Rutland Herald: "A boost for buttoning up" PDF Print E-mail
Wednesday, 18 November 2009 23:00

Rutland Herald editorial

Some ideas seem too good to pass up: Free cone day at Ben & Jerry's, hitting the snooze button at least once before you fire up the snow blower and paying less to heat your home spring to mind.

Congress can't help with the first two, but Rep. Peter Welch is part of a group trying to make the third a reality.

Welch is one of 45 co-signers of a letter to President Obama urging passage of a program to help retrofit some 5 million homes and/or small businesses nationwide. The House passed the Waxman-Markey energy bill, which includes a long-term outlook on efficiency, earlier this year, and companion legislation is worming its way through the Senate.

The letter urges the president to fast-track a retrofit program that would make available stimulus money for energy efficiency work. The target is "to make five million homes more energy efficient – creating more than 600,000 jobs and saving homeowners $3 billion a year in energy bills."

While Efficiency Vermont has long been a leader in the field, much of the funding available is income-restricted. The stimulus money would be paid out for measurable improvements in energy efficiency instead.

So it would accomplish several things:

Provide work to domestic contractors and businesses. Retrofitting a house can't be subcontracted overseas.

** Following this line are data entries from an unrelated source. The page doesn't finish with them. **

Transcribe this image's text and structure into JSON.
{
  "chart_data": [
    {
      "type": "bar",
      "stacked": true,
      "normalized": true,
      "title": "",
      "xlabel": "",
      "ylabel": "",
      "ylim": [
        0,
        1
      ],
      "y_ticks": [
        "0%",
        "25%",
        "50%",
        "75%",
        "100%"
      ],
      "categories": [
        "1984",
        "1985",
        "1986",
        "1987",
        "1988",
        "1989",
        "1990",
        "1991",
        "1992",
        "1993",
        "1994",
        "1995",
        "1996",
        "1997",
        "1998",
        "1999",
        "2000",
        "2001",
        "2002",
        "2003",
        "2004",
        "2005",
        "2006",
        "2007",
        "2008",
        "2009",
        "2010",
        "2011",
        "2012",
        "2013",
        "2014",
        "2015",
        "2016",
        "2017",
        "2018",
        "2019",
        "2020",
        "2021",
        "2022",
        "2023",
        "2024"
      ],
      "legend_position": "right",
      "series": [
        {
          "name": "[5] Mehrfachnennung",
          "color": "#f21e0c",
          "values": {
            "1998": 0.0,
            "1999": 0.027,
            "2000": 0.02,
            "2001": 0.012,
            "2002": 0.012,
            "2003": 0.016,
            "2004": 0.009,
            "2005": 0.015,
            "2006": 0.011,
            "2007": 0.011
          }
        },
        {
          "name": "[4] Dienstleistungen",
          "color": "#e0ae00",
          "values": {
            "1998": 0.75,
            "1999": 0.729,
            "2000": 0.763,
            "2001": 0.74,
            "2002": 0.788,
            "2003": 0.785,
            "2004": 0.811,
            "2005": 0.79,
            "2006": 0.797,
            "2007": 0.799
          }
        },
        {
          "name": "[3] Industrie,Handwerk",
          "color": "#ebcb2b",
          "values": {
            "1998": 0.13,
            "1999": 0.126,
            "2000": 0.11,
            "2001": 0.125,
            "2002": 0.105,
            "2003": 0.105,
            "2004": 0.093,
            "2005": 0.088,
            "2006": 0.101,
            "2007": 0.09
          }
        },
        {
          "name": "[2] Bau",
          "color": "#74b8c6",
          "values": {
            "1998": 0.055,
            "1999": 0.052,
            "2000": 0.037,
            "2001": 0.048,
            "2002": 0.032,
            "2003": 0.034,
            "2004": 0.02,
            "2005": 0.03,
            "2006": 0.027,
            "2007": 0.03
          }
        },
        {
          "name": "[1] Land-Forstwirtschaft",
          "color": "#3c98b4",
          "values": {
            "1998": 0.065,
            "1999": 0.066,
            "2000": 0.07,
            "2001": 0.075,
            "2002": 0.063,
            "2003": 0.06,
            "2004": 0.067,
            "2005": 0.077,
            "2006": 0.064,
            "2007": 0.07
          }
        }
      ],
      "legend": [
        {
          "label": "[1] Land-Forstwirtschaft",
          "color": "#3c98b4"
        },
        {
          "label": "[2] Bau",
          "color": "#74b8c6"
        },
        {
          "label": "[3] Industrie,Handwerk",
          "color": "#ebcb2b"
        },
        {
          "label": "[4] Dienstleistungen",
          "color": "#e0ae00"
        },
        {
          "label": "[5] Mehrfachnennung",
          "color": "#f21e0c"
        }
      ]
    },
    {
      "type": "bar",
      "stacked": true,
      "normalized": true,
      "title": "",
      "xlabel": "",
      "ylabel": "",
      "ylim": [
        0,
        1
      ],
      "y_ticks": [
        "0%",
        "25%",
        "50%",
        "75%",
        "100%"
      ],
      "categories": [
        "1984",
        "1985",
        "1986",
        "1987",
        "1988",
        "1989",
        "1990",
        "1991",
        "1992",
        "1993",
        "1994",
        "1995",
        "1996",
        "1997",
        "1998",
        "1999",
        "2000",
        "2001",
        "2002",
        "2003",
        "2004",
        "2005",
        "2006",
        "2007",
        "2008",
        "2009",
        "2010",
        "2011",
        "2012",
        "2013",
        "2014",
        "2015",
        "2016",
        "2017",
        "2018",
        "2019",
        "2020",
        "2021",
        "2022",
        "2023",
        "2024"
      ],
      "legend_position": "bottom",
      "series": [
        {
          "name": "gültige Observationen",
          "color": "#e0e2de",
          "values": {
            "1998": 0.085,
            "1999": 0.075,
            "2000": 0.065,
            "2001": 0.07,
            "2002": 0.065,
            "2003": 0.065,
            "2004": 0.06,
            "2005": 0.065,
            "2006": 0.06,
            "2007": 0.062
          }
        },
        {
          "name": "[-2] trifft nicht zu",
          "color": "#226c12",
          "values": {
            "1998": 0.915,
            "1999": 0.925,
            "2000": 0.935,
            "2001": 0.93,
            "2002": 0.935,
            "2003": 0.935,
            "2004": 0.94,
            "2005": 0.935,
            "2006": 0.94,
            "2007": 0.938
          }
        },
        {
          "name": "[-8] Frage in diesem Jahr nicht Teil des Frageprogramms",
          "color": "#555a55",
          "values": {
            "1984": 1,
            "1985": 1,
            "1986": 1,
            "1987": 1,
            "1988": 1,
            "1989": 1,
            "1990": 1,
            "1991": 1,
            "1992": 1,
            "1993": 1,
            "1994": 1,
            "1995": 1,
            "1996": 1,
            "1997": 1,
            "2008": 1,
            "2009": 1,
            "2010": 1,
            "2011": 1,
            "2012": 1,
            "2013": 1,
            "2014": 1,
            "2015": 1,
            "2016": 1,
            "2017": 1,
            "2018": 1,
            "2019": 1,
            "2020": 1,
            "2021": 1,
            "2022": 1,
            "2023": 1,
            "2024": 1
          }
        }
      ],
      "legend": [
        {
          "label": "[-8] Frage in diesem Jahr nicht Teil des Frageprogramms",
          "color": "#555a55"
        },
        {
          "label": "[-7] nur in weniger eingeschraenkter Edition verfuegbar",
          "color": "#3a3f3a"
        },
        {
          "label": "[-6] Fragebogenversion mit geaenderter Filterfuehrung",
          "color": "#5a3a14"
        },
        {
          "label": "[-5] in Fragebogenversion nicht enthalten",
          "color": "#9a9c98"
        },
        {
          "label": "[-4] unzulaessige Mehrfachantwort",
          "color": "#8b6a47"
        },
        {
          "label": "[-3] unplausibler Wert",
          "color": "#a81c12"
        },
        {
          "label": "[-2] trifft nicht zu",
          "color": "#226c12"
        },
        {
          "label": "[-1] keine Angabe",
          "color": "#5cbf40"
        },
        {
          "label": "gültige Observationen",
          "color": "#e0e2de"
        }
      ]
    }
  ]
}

Reduce demand and so dependence on foreign oil. It's a maxim of the industry that the cheapest kilowatt is the one you don't have to build.

Let the middle class and small business take advantage of government aid to improve their own buildings. This isn't the AIG bailout; this is providing money for individuals. With the slump in real estate values, the equity individuals can borrow against to improve their homes has be severely curtailed, over and above the seizing up of the credit markets we endured over the last year or so.

It's immediate. As a visit to the local hardware store confirms, with winter around the corner, homeowners are busy doing weatherization now. Homeowners could be expected to tap into the funds as soon as they became available, bypassing the bureaucratic process that has slowed stimulus spending and blunted its effectiveness.

Support for any single project maxes out at $3,000 and is capped at 50 percent of the total cost, so the individual has to invest their own money as well. In general, stimulus projects that have worked have included local matches of some kind, as a check against frivolous projects simply designed to pick the government project.

According to Welch's office, every dollar invested in efficiency returns $4 in savings. This program makes real money available, invested at a time when people and the economy need it, providing enduring benefits.

Energy efficiency represents the kind of commonsense thinking that Vermonters across the spectrum applaud. The White House ought to approve the measure so homeowners can put the money to good use sooner, rather than later.